Pour coller davantage à la demande, Thorigné a imaginé un nouveau modèle : « Nous avons opéré un croisement réfléchi et structuré, soulève Bertrand Daveau, ingénieur à la ferme expérimentale. Nous avons choisi la race angus, car elle a été sélectionnée depuis longtemps sur sa précocité à atteindre l’état adulte et à déposer du gras. »
Suivi de lots nés au printemps et à l’automne
Le croisement est réalisé uniquement sur les génisses, mises à la reproduction à 14 mois pour deux périodes strictes de vêlages (printemps et automne) à 24 mois. Outre les avantages attendus en précocité des produits, la race Angus assure la facilité de vêlage avec des veaux de petits gabarits.
Thorigné produit vingt animaux croisés limousins x Angus par an, génisses et bœufs, selon deux itinéraires techniques. Les animaux nés au printemps (graphique 1) passent toute leur vie en plein air, avec pâturage hivernal le premier hiver et bale grazing le second hiver. Leur finition se fait à l’herbe, avec un peu de concentré fermier (triticale-pois). Ils sont abattus à 27 mois. Ceux nés à l’automne (graphique 2) débutent leur croissance en bâtiment, où ils reçoivent un peu de complémentation. Ils sont ensuite au pâturage pendant 18 mois, avant de rentrer en bâtiment pour leur finition.
Les résultats techniques présentés par Thorigné en ce mois de mai 2024 concernent deux lots d’animaux nés au printemps (19 animaux) et un lot d’animaux nés à l’automne (8 animaux). Au total, sur l’ensemble de leur vie, les animaux nés au printemps ont consommé, en pourcentage de matière sèche, 77 % de pâturage (herbe et colza fourrager), 20 % de stock, et seulement 160 kg brut de concentré. Ceux nés à l’automne auront consommé 61 % de pâture (herbe et colza fourrager), 30 % de stock, et 420 kg brut de concentré.

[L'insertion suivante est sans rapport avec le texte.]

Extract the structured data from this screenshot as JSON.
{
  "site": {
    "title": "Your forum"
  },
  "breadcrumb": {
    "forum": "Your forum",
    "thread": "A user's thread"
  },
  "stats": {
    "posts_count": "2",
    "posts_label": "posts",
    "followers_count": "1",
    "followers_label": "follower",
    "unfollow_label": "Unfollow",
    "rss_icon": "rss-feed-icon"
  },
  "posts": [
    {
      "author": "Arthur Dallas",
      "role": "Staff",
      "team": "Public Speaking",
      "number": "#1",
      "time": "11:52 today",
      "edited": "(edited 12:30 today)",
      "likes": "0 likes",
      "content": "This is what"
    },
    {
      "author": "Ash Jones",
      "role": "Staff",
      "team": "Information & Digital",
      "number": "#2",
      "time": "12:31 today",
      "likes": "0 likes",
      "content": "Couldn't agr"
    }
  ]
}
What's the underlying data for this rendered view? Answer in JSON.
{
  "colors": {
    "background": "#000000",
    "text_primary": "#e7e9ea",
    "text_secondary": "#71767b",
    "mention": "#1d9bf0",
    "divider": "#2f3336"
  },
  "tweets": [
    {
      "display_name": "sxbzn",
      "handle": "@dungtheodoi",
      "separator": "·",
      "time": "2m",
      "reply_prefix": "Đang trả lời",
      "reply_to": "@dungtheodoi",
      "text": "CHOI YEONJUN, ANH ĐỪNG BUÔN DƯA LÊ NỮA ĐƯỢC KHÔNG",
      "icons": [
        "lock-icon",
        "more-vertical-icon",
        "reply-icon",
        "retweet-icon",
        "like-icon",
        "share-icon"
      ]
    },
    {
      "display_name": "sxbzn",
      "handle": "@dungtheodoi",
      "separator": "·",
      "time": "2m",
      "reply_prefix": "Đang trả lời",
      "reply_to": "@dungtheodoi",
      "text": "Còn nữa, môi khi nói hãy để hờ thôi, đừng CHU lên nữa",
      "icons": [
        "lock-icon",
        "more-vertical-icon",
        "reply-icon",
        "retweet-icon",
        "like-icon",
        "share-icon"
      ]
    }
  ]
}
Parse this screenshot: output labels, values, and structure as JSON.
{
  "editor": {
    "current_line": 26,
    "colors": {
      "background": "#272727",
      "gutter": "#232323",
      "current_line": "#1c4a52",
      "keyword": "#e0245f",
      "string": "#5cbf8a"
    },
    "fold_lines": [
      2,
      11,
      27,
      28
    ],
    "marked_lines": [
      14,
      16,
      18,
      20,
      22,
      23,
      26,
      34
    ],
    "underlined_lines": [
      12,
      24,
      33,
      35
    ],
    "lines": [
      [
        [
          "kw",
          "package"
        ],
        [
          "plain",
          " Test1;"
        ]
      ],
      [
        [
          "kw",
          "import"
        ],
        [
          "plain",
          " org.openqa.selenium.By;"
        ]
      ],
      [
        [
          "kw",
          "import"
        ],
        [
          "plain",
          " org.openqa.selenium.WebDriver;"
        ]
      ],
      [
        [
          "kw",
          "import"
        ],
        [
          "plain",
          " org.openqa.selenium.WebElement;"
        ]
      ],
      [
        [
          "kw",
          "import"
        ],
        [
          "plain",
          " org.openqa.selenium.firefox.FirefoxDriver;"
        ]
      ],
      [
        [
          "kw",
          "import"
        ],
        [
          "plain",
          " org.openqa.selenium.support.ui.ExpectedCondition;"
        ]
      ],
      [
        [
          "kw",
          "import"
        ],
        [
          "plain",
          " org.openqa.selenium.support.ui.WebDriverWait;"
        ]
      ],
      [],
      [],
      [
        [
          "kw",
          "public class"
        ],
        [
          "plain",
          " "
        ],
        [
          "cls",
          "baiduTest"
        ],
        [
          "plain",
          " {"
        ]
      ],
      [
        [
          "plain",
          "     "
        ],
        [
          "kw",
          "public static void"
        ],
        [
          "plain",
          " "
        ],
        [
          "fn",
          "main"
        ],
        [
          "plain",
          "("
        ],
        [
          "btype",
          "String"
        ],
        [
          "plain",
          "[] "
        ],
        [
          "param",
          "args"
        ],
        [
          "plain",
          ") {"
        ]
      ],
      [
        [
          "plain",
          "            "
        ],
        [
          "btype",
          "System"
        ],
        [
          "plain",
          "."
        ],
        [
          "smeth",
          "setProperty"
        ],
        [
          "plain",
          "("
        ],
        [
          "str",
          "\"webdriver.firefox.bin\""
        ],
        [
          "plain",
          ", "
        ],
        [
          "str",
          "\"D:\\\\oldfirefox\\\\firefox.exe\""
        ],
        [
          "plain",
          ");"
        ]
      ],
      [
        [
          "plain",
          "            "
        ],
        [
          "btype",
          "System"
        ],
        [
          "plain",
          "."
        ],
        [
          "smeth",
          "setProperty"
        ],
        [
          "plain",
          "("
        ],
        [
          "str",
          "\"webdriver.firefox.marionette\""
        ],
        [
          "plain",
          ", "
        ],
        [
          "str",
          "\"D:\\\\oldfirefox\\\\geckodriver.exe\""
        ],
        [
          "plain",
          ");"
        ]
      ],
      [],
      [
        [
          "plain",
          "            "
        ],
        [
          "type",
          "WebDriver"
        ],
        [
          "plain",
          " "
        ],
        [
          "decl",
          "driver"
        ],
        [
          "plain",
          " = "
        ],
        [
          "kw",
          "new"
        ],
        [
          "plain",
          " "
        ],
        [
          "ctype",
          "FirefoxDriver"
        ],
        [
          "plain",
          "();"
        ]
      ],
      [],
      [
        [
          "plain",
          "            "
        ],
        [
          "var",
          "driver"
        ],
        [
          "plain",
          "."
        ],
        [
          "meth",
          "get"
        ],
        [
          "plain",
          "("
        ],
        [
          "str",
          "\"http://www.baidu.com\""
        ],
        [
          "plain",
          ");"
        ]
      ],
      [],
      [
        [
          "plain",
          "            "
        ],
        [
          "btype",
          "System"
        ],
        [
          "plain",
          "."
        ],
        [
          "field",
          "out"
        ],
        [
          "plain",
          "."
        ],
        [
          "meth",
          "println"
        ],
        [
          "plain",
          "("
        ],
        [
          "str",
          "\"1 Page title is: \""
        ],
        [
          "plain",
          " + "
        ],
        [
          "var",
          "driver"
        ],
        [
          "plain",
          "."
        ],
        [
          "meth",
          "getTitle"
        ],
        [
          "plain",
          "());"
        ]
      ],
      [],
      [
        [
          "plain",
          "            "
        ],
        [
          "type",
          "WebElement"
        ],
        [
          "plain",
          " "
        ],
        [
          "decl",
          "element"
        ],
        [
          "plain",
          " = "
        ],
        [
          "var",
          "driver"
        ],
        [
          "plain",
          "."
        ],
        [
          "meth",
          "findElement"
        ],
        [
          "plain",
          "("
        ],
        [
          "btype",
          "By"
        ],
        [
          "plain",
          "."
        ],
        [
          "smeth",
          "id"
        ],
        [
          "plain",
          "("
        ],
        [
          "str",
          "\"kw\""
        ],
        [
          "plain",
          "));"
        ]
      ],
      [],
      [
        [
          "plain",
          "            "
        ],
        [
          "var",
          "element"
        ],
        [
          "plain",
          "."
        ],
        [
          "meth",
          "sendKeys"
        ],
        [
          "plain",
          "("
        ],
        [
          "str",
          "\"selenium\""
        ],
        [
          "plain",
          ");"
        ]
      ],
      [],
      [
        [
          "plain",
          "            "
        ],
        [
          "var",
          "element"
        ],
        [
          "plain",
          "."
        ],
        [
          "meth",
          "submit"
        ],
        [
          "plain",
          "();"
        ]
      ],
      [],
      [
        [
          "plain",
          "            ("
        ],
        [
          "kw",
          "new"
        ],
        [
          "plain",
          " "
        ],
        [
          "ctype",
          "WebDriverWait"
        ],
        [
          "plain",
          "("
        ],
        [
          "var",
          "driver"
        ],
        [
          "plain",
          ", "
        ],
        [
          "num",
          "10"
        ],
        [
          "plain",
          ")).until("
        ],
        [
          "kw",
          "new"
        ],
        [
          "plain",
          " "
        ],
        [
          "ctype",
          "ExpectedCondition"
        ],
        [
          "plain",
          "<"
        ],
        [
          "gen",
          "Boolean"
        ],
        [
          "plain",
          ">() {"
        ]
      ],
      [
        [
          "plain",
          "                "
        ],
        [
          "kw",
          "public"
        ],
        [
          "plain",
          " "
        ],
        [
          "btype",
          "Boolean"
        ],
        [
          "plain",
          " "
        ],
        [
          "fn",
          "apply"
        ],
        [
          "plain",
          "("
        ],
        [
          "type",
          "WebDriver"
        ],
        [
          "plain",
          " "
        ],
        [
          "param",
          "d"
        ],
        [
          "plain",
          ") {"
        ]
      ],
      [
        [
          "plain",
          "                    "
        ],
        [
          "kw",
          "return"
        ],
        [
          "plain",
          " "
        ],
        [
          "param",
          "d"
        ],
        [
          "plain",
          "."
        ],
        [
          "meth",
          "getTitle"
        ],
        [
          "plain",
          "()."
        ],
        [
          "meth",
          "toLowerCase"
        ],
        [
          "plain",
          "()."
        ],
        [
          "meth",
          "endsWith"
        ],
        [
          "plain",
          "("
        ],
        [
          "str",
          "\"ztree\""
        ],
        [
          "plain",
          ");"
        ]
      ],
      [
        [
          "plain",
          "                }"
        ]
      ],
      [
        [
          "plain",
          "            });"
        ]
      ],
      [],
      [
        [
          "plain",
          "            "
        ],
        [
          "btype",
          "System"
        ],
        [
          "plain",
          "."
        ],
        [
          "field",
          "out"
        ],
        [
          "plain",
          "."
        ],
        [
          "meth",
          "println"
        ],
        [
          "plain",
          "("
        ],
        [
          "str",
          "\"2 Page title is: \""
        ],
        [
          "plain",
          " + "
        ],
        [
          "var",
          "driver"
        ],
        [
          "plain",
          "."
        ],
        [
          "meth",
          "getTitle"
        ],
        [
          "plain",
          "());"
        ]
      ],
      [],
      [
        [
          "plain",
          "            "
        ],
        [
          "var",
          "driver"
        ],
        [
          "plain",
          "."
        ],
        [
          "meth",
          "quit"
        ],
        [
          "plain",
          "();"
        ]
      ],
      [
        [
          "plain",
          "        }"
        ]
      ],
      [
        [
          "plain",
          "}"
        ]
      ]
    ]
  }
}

D’étonnantes performances de finition
Les animaux nés au printemps ont une période d’engraissement de 84 jours passant de 526 à 654 kg de poids vif, alors qu’ils sont au pâturage complémenté avec seulement 1,8 kg/j de mélange triticale-pois. L’efficacité alimentaire est de 128 g de GMQ par UF ingéré. Ces résultats de croissance sont « une très belle surprise », selon les ingénieurs de Thorigné. Les animaux nés à l’automne présentent eux aussi une belle efficacité alimentaire de 121 g de GMQ par UF ingérée passant de 550 à 642 kg en 83 jours, avec 9 kg/j d’enrubannage et 3 kg/j de triticale-pois.
Pour tenter d’évaluer l’intérêt économique de l’engraissement de croisés, les ingénieurs ont modélisé trois scénarios (tableau) à partir de leur gain de 16 ha de surface (récupérée en partie avec la réduction de l’âge au vêlage). Avec ces 16 ha, ils ont calculé l’intérêt de produire soit 20 animaux croisés finis, soit 13 bœufs finis, soit d’avoir 12 vêlages supplémentaires (scénarios qui permettent de maintenir le niveau d’autonomie totale). Les calculs, qui prennent en compte les aides, les coûts et les prix réels (la viande des croisés est payée 0,50 euro de moins au kg que celle des purs limousins) sont à l’avantage de la production de croisés, notamment en raison des économies de charges variables.
Selon Julien Fortin, ces premières conclusions sur les croisés sont très encourageantes, car elles permettent de répondre aux attentes de la filière, avec des itinéraires très économes.
Faire accepter des animaux croisés au pays de la race pure
« Ça n’a pas été facile de convaincre la filière, reconnaît Julien Fortin, quand on leur a proposé des animaux croisés, ils ont eu peur. Mais quand on les a amenés à l’abattoir et que leurs bouchers ont vu les carcasses, ils ont changé d’avis. Ils ont estimé qu’elles étaient supérieures à la moyenne et ont été très intéressés par leur petite taille. »
Ces appréciations ont été objectivées par des résultats scientifiques. Par rapport au standard (vache charolaise de 5 ans), la viande des croisés ne présente pas de différence significative en composition chimique ou en couleur. L’aspect visuel (persillé) et la tendreté sont même légèrement supérieurs.